1.) Feature Extraction
How to represent the interesting points we found to compare them with other interesting points (features) in the image.
2.) Classification
An algorithm that implements classification, especially in a concrete implementation, is known as a classifier. The term "classifier" sometimes also refers to the mathematical function, implemented by a classification algorithm, that maps input data to a category.
For this project;
1.) Feature Extraction = Color Histogram
Color Histogram is a representation of the distribution of colors in an image.
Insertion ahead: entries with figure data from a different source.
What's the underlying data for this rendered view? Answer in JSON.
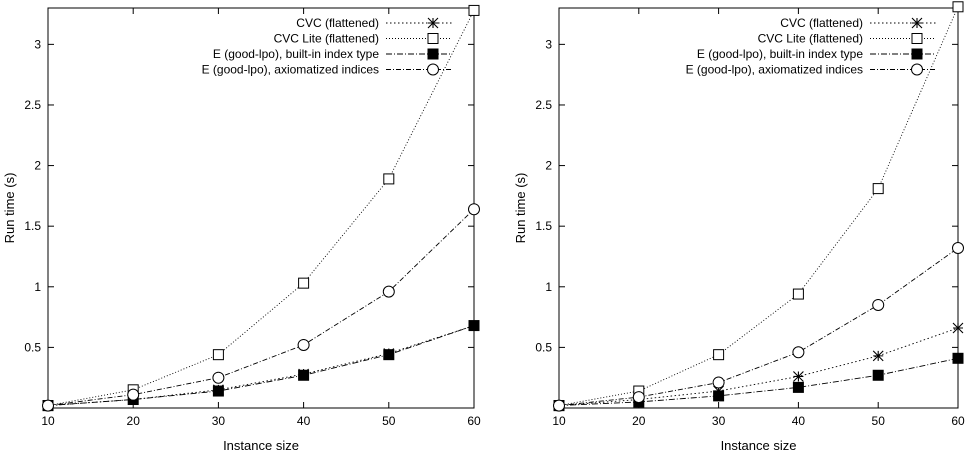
{
  "chart_data": [
    {
      "type": "line",
      "xlabel": "Instance size",
      "ylabel": "Run time (s)",
      "xlim": [
        10,
        60
      ],
      "ylim": [
        0,
        3.3
      ],
      "xticks": [
        "10",
        "20",
        "30",
        "40",
        "50",
        "60"
      ],
      "yticks": [
        "0.5",
        "1",
        "1.5",
        "2",
        "2.5",
        "3"
      ],
      "grid": false,
      "legend_position": "top-right",
      "x": [
        10,
        20,
        30,
        40,
        50,
        60
      ],
      "series": [
        {
          "name": "CVC (flattened)",
          "marker": "star",
          "dash": "1.5,2.5",
          "values": [
            0.02,
            0.07,
            0.15,
            0.28,
            0.45,
            0.68
          ]
        },
        {
          "name": "CVC Lite (flattened)",
          "marker": "square-open",
          "dash": "1,2",
          "values": [
            0.02,
            0.15,
            0.44,
            1.03,
            1.89,
            3.28
          ]
        },
        {
          "name": "E (good-lpo), built-in index type",
          "marker": "square-filled",
          "dash": "6,2,1,2",
          "values": [
            0.02,
            0.07,
            0.14,
            0.27,
            0.44,
            0.68
          ]
        },
        {
          "name": "E (good-lpo), axiomatized indices",
          "marker": "circle-open",
          "dash": "5,2,1,2",
          "values": [
            0.02,
            0.11,
            0.25,
            0.52,
            0.96,
            1.64
          ]
        }
      ]
    },
    {
      "type": "line",
      "xlabel": "Instance size",
      "ylabel": "Run time (s)",
      "xlim": [
        10,
        60
      ],
      "ylim": [
        0,
        3.3
      ],
      "xticks": [
        "10",
        "20",
        "30",
        "40",
        "50",
        "60"
      ],
      "yticks": [
        "0.5",
        "1",
        "1.5",
        "2",
        "2.5",
        "3"
      ],
      "grid": false,
      "legend_position": "top-right",
      "x": [
        10,
        20,
        30,
        40,
        50,
        60
      ],
      "series": [
        {
          "name": "CVC (flattened)",
          "marker": "star",
          "dash": "1.5,2.5",
          "values": [
            0.02,
            0.07,
            0.14,
            0.26,
            0.43,
            0.66
          ]
        },
        {
          "name": "CVC Lite (flattened)",
          "marker": "square-open",
          "dash": "1,2",
          "values": [
            0.02,
            0.14,
            0.44,
            0.94,
            1.81,
            3.31
          ]
        },
        {
          "name": "E (good-lpo), built-in index type",
          "marker": "square-filled",
          "dash": "6,2,1,2",
          "values": [
            0.02,
            0.05,
            0.1,
            0.17,
            0.27,
            0.41
          ]
        },
        {
          "name": "E (good-lpo), axiomatized indices",
          "marker": "circle-open",
          "dash": "5,2,1,2",
          "values": [
            0.02,
            0.09,
            0.21,
            0.46,
            0.85,
            1.32
          ]
        }
      ]
    }
  ]
}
For digital images, a color histogram represents the number of pixels that have colors in each of a fixed list of color ranges, that span the image's color space, the set of all possible colors.
2.) Classification = K-Nearest Neighbors Algorithm
K nearest neighbors is a simple algorithm that stores all available cases and classifies new cases based on a similarity measure (e.g., distance functions). KNN has been used in statistical estimation and pattern recognition already in the beginning of 1970’s as a non-parametric technique.
OpenCV was used for color histogram calculations and knn classifier. NumPy was used for matrix/n-dimensional array calculations. The program was developed on Python at Linux environment.
In the “src” folder, there are 2 Python classes which are:
-
color_classification_webcam.py: test class to perform real-time color recognition form webcam stream.
-
color_classification_image.py: test class to perform color recognition on a single image.
In the “color_recognition_api” folder, there are 2 Python classes which are:
-
feature_extraction.py: feature extraction operation class
-
knn_classifier.py: knn classification class
1.) Explanation of “feature_extraction.py"
I can get the RGB color histogram of images by this Python class. For example, plot of RGB color histogram for one of the red images is given at the below.
I decided to use bin number of histogram which has the peak value of pixel count for R, G and B as feature so I can get the dominant R, G and B values to create feature vectors for training. For example, the dominant R, G and B values of the red image which is given at above is [254, 0, 2].
I get the dominant R, G, B values by using Color Histogram for each training image then I labelled them because KNN classifier is a supervised learner and I deploy these feature vectors in the csv file. Thus, I create my training feature vector dataset. It can be found in the file which name’s is training.data under src folder.
2.) Explanation of “knn_classifier.py”
This class provides these main calculations;
- Fetching training data
- Fetching test image features
- Calculating euclidean distance
- Getting k nearest neighbors
- Prediction of color
- Returning the prediction is true or false
“color_classification_webcam.py” is the main class of my program, it provides;
- Calling feature_extraction.py to create training data by feature extraction
- Calling knn_classifier.py for classification
You can find training data in here.
You can find features are got from training data in here.
I think, the training data has a huge important in classification accuracy. I created my training data carefully but maybe the accuracy can be higher with more suitable training data.
Another important thing is lightning and shadows. In my test images, the images which were taken under bad lighting conditions and with shadows are classified wrong (false positives), maybe some filtering algorithm should/can be implemented before the test images send to KNN classifier Thus, accuracy can be improved.
If you use this code for your publications, please cite it as:
@ONLINE{cr,
author = "Ahmet Özlü",
title = "Color Recognition",
year = "2018",
url = "https://github.com/ahmetozlu/color_recognition"
}
Ahmet Özlü
This system is available under the MIT license. See the LICENSE file for more info.